The standoff, which took place in Chumar area of eastern Ladakh, had lasted nearly three weeks. The border confrontation had, at times, overshadowed discussions between Chinese President Xi Jinping and Indian Prime Minister Narendra Modi on deepening trade relations during the former’s visit to India from Sep 17 to 19.

“I am happy to tell you that both nations have sat down and resolved the issue. Timelines have been decided,” hindustantimes.com Sep 26 quoted Sushma Swaraj as telling reporters in New York.

China confirmed that the row had been resolved. “As the Indian foreign minister said, the dispute has effectively been managed and the border area is in tranquility,” the report quoted Chinese foreign ministry spokesperson Hua Chunying as saying in Beijing.

Swaraj has called the resolution of the crisis a “big accomplishment” and added that the two armies would disengage in a phased manner over the next four days and that the “bad phase will end by Sep 30”.

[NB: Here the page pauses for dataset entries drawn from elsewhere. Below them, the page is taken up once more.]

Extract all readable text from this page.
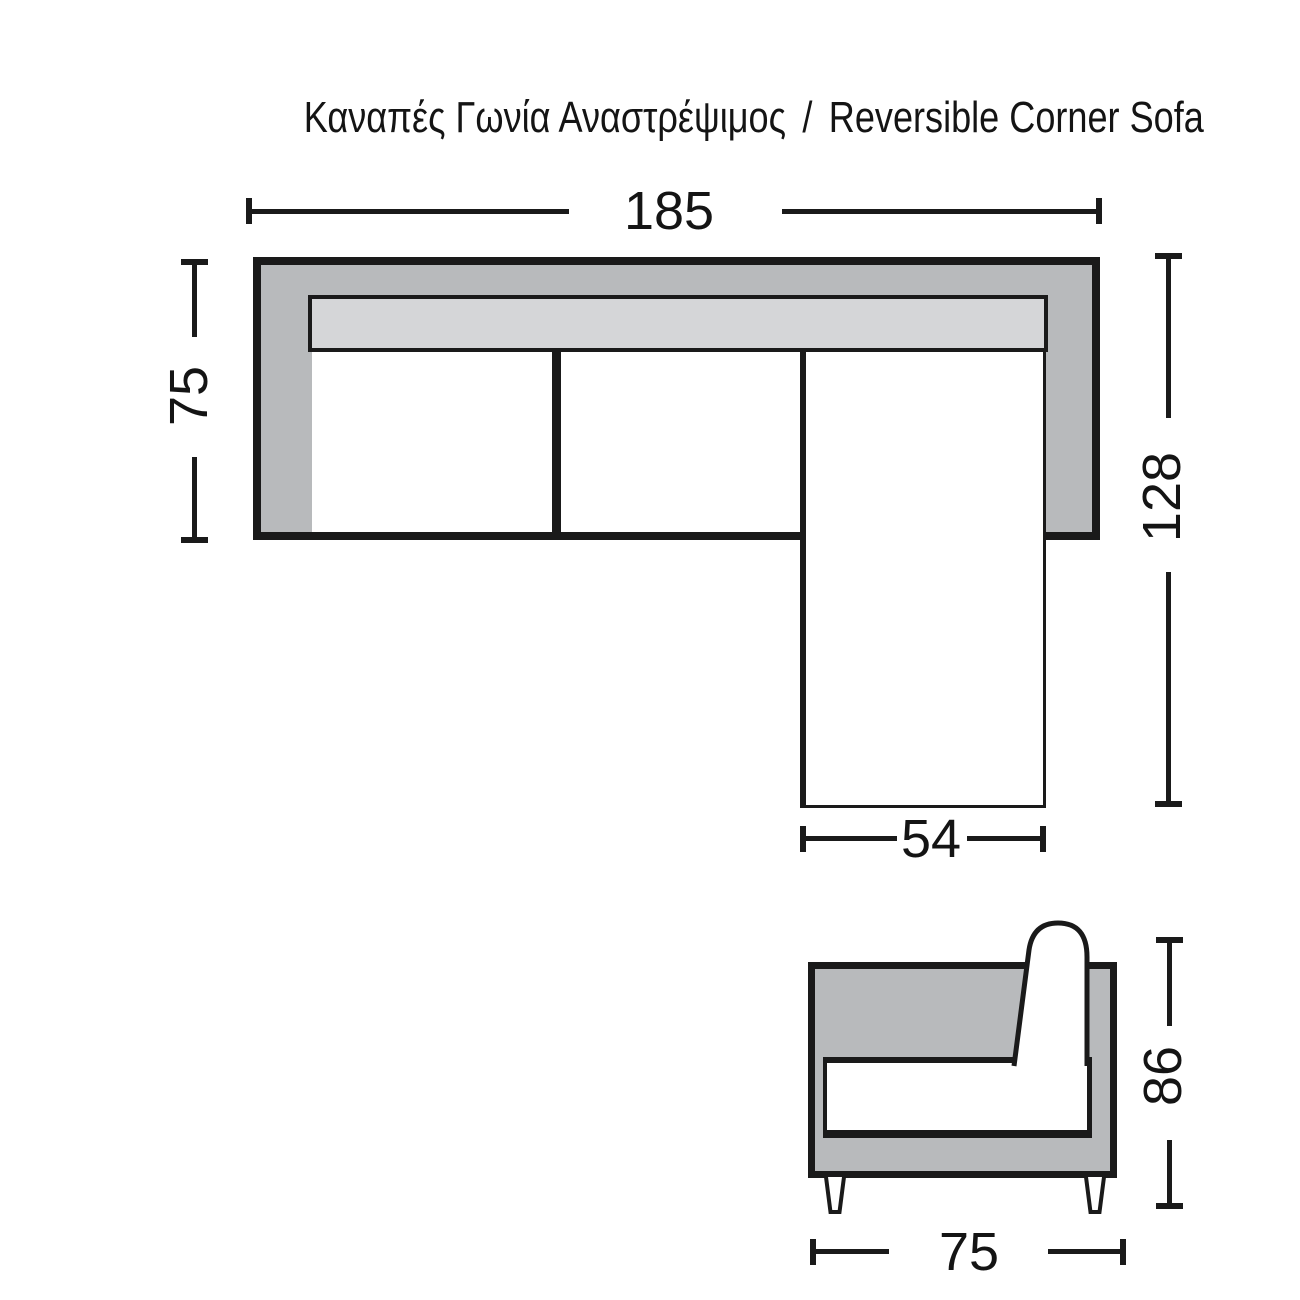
Καναπές Γωνία Αναστρέψιμος / Reversible Corner Sofa
185
75
128
54
86
75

New Delhi and Beijing are seen as having worked out a middle ground to resolve the dispute. The possibility of India pulling down a temporary construction in the form of a hut in Tible area of Chumar as a trade-off couldn’t be ruled out, the report cited sources in Delhi as saying.

Tensions had escalated in Chumar on Sep 10 when Indian forces found that Chinese troops had moved heavy machinery to construct a temporary road deep inside what India considers its territory. The Chinese have now apparently agreed not to build the road.

India’s first Prime Minister, Jawaharlal Nehru, recognized Tibet as part of China in a 10-year trade agreement with China in 1954. However, the two sides did not enter into any understanding on where the border between a Chinese ruled Tibet and India would be.